Nesta página temos as colunas sobre esporte no cinema, originalmente escritas na Revista Sportyard.



The Loneliness of the Long-Distance Runner
A indústria cinematográfica da Inglaterra não era considerada de grande qualidade até 5 de fevereiro de 1956, quando um grupo de diretores, entre os quais Lindsay Anderson, Tony Richardson e Karl Reisz, lançaram um manifesto numa exibição de seus curtas-metragens.
Os curtas não foram realizados por um coletivo, mas por diretores aparentemente sem afinidades que notaram que seus filmes tinham algo de novo perto do congelado cinema comercial inglês da época.
A estética nova que eles propuseram eram de produções baratas, com atuações realistas, técnicas simples de fotografia, sem invenções estilísticas, que tratassem de problemas sociais dos jovens. Estes conceitos acabaram criando identificação entre esses filmes e a cultura rock que florescia na época. Inclusive a banda Iron Maiden fez uma música chamada The Loneliness of the Long-Distance Runner.
Esse é o mesmo nome do filme de 1962 que comentaremos nesta edição – uso o nome em inglês por causa que não houve tradução brasileira para esse filme.
The Loneliness of the Long-Distance Runner é dirigido por Tony Richardson, um dos diretores que haviam assinado o citado manifesto, que foi intitulado de Free Cinema.
O tema do filme é comum: um garoto pobre de Nottingham, norte de Londres, tem uma família desestruturada – três irmão ainda crianças, pai recém falecido e mãe que traz um outro homem para dentro de casa um dia depois de enviuvar.

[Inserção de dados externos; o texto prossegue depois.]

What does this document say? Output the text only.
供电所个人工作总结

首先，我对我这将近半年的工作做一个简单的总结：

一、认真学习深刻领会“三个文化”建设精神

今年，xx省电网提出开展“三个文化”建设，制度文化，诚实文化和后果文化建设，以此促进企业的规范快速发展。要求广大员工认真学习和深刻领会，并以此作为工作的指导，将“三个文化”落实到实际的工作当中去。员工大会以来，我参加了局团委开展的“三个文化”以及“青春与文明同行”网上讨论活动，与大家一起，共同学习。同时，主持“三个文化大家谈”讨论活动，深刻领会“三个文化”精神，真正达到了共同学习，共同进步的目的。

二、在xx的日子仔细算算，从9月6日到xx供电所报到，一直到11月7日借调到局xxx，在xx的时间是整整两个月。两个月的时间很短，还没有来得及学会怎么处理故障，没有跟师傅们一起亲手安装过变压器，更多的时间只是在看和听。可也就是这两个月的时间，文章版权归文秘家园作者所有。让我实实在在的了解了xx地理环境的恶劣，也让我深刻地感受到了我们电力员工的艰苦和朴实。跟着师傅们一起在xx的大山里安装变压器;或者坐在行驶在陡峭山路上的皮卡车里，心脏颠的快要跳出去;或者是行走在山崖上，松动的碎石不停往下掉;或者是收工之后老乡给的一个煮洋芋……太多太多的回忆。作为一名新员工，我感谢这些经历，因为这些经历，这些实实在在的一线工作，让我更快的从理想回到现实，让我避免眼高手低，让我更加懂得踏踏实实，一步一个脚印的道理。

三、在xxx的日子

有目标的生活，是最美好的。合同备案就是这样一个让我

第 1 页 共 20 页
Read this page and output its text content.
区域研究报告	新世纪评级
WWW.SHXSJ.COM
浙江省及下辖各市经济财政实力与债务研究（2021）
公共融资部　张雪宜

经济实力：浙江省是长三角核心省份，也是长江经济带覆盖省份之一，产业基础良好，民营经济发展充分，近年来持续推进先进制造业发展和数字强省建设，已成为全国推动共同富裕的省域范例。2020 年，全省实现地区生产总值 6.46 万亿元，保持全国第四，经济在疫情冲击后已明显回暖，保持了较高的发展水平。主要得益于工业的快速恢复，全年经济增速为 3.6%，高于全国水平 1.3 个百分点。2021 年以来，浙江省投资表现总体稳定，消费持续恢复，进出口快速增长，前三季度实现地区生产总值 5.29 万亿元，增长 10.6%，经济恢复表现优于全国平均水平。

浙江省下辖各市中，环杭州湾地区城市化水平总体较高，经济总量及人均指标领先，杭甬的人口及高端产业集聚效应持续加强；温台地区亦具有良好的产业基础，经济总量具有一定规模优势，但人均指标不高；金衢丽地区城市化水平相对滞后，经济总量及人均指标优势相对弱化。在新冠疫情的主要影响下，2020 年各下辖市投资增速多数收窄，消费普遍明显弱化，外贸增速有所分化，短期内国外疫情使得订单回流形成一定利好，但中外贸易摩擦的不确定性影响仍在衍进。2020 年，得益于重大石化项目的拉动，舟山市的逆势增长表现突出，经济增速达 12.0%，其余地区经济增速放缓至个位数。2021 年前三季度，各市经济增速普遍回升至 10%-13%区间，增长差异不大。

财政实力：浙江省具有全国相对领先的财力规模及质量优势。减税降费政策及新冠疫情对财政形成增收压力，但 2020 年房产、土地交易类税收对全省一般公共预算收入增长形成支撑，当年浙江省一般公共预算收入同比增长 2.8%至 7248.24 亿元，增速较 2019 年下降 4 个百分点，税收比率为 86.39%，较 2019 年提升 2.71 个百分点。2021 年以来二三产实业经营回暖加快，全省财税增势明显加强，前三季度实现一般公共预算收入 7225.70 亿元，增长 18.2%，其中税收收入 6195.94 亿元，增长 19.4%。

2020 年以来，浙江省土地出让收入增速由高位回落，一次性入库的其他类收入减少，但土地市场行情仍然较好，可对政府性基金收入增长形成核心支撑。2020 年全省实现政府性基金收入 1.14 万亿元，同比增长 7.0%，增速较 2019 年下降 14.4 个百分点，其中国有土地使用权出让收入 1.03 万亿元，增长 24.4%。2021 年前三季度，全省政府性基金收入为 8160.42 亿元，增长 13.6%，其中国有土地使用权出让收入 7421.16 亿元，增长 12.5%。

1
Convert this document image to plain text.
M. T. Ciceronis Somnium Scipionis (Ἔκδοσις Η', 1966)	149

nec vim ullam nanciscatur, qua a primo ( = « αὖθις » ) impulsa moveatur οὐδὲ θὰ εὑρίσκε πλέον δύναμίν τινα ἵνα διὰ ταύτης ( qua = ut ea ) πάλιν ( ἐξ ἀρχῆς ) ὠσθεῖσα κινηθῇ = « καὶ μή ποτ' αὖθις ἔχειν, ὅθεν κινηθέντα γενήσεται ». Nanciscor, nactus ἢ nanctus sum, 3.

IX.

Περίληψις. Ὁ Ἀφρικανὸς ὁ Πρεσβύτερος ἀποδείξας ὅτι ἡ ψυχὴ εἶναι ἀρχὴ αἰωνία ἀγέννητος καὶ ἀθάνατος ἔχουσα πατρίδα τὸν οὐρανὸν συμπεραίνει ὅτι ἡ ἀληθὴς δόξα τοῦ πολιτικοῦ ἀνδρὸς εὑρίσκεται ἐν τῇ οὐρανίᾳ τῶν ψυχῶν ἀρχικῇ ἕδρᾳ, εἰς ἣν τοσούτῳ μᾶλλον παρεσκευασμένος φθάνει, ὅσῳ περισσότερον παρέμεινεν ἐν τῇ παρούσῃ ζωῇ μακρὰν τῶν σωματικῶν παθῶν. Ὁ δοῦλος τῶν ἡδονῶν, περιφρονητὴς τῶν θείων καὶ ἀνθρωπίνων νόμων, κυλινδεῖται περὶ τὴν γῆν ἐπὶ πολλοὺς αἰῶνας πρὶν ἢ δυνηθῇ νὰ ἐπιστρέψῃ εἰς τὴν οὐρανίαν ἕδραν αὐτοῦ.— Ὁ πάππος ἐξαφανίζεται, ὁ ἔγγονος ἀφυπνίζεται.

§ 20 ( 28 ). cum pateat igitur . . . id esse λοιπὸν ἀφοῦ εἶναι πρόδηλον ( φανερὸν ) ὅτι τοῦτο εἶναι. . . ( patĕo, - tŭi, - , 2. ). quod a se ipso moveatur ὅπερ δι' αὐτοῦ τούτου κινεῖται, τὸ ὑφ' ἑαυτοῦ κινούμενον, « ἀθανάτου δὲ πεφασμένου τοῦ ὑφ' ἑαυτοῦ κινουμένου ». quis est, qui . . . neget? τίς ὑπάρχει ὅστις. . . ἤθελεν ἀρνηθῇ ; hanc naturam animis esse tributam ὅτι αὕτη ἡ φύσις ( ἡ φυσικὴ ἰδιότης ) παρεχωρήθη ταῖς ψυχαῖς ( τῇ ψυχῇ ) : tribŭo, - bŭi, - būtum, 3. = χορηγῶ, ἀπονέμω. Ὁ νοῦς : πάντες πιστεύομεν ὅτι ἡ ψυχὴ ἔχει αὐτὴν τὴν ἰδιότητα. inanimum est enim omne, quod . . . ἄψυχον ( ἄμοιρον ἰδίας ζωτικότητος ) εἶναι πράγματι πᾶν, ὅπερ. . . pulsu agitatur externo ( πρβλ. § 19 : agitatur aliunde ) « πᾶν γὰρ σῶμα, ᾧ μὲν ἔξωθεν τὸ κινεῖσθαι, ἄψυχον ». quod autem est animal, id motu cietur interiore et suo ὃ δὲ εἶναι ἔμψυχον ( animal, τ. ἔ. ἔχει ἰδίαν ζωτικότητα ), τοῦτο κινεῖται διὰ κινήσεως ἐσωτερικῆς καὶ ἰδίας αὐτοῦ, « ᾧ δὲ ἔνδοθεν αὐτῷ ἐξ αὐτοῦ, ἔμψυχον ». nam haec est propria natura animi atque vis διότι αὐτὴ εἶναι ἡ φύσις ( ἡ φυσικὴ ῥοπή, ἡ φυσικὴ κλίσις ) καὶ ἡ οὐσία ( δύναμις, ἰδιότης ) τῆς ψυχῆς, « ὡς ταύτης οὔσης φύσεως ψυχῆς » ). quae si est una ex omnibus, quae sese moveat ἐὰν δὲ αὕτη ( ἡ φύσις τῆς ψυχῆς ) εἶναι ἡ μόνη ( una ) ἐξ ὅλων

Esse garoto chamado Smith comete um roubo, é pego e vai para o reformatório. Ele é um rebelde, mas um rebelde diferente de James Dean ou dos mods e dos rockers londrinos.
Smith tem consciência dos problemas sociais e da moral hipócrita que vive a Inglaterra de sua época, porém, apesar de ser contra isso, de assaltar e discutir e até brigar no reformatório, vemos uma ingenuidade infantil em sua rebeldia.
Smith está preso na sua classe social, na sua família desajustada e depois fisicamente no reformatório. A única coisa que lhe dá liberdade são as corridas de fundo, em que descobre ser bom, na sua estadia no reformatório. As longas cenas de corridas aos embalos do jazz são o ponto alto do filme.
A corrida final, de 7,5 Km, entre os garotos do reformatório contra os de uma escola particular, é muito bem filmada, com uma tensão crescente, não na dificuldade em si, mas nas divagações e interrogações de Smith, entre ganhar a corrida e conseguir vantagens no reformatório ou perder e se rebelar de sua forma infantil contra as prisões que querem tirar a única coisa que pode torna-lo livre, sua dignidade.
Um filme simples, com história e técnica simples, mas que consegue fazer refletir, através da na solidão do fundista, além de ter sido eleito um dos 1.000 melhores filmes de todos os tempos, pelo The New York Times.

Ping pong na Mongólia
(Mongolian Pin Pong)
É difícil imaginarmos que ainda exista povos nômades nos dias atuais. Os quirguizes, os cazaques, os uzbeques e outros países da região, podem dar a ideia de serem os últimos desses povos na Ásia até o domínio soviético.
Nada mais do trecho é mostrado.